Problem using jQuery-AJAX to submit form to PHP and display new content in div without refreshing

Question

I am trying to use jQuery-AJAX to submit the data in my form to my controller (index.php) where it is processed by PHP and inserted via PDO into the database if valid. Once the code is inserted into the database, the div where the form previously existed should be replaced by the contents of another page (newpage.php). The original page should not be refreshed upon submitting of the form, only the div where the form previously existed should be refreshed. There is a particular problem with my code, although I can't seem to find where the issue is at:

Here is my jQuery:

<script type="text/javascript">

    function processForm() {
    var action= $('#action').val();
    var data = $('#data').val();
    var dataString = 'action=' + action + '&data=' + data;

$.ajax ({
    type: "POST",
    url: ".",
    data: dataString,
    success: function(){
            $('#content_main').load('newpage.php');
        }
    });
}
</script>

Here is my HTML: (As a side note, I noticed that when I take the "return false;" out of the HTML, that the form will submit to my database, but the whole page also reloads - and is blank. When I leave the "return false;" in the HTML, the newpage.php loads correctly into the div, but the data does not make it into the database)

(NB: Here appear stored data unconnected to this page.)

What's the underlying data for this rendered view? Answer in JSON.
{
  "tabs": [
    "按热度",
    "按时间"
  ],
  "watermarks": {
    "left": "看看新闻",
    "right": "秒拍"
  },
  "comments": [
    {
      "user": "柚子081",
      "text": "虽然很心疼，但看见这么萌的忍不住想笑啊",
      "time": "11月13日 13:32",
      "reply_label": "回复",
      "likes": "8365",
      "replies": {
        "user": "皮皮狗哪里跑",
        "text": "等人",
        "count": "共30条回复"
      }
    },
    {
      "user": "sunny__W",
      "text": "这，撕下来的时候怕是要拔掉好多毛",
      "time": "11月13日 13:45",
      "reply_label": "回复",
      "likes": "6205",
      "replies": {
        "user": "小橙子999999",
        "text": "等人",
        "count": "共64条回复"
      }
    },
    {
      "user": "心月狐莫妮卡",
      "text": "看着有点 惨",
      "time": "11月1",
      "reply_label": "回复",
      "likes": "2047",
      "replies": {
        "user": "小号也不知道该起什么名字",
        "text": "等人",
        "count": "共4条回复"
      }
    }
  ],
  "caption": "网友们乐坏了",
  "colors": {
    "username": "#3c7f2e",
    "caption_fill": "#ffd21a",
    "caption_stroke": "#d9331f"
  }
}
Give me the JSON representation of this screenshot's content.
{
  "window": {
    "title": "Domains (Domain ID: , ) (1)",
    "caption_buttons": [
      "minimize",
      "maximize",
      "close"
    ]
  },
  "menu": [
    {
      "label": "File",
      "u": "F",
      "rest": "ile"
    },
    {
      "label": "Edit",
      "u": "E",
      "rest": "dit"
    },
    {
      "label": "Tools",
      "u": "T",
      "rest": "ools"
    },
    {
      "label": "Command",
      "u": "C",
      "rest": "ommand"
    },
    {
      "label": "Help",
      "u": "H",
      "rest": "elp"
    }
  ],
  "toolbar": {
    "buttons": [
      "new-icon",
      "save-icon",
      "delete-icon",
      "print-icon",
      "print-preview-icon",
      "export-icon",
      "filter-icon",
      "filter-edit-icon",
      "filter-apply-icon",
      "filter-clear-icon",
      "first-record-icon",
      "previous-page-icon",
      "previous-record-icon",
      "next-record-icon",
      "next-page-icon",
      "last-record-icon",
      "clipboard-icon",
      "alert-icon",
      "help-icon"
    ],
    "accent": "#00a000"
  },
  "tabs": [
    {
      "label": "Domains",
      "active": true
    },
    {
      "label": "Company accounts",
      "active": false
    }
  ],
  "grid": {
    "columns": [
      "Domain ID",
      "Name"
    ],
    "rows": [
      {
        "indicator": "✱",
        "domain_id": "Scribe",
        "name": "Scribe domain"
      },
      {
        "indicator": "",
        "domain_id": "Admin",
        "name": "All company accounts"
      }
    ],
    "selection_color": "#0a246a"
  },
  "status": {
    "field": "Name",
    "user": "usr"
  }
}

<form action="" method="post" onsubmit="processForm();return false;">

    <input type="hidden" name="action" value="action1" />
    <input type="text" name="data" id="data" />

    <input type="submit" value="CONTINUE TO STEP 2" name="submit" />

</form>

Here is my PHP:

<?php
$action = $_POST['action'];

switch ($action) {
    case 'action1':
        $data = $_POST['data'];

        pdo ($data);

    exit;
}
?>

I feel like I am making a silly mistake somewhere, but I just can't put my finger on it. Thanks for any assistance you can provide!

SOLUTION (via Jen):

jQuery:

<script type="text/javascript">
    function processForm() {
        var dataString = $("#yourForm").serialize();

    $.ajax ({
    type: 'POST',
    url: ".",
    data: dataString,
    success: function(){
            $('#content_main').load('newpage.php');
          }
        });
    return false;
    });
</script>

HTML:

<form id="yourForm">

    <input type="hidden" name="action" value="action1" />
    <input type="text" id="data" name="data" />

    <input type="submit" value="CONTINUE TO STEP 2" name="submit" />

</form>

PHP:

<?php
    $action = $_POST['action'];

    switch ($action) {
        case 'action1':
            $data = $_POST['data'];

            pdo ($data);

        exit;
    }
?>

What I learned: Use the.serialize() jQuery method if it is an option, as it will save a bunch of time writing out the var for each form value and.serialize() does not typically make mistakes sending the info to php.

Answer 1

Seems like you need an explanation rather than a fix of code. Here is a brief explanation for the 2 cases:

1. When you take out return false; the code will treat your form as a normal HTML form that will be submitted to the server via action="" , which leads to nowhere. The Javascript, however, also does its job in this case but because the page is redirected to nowhere, then it turns blank at the end.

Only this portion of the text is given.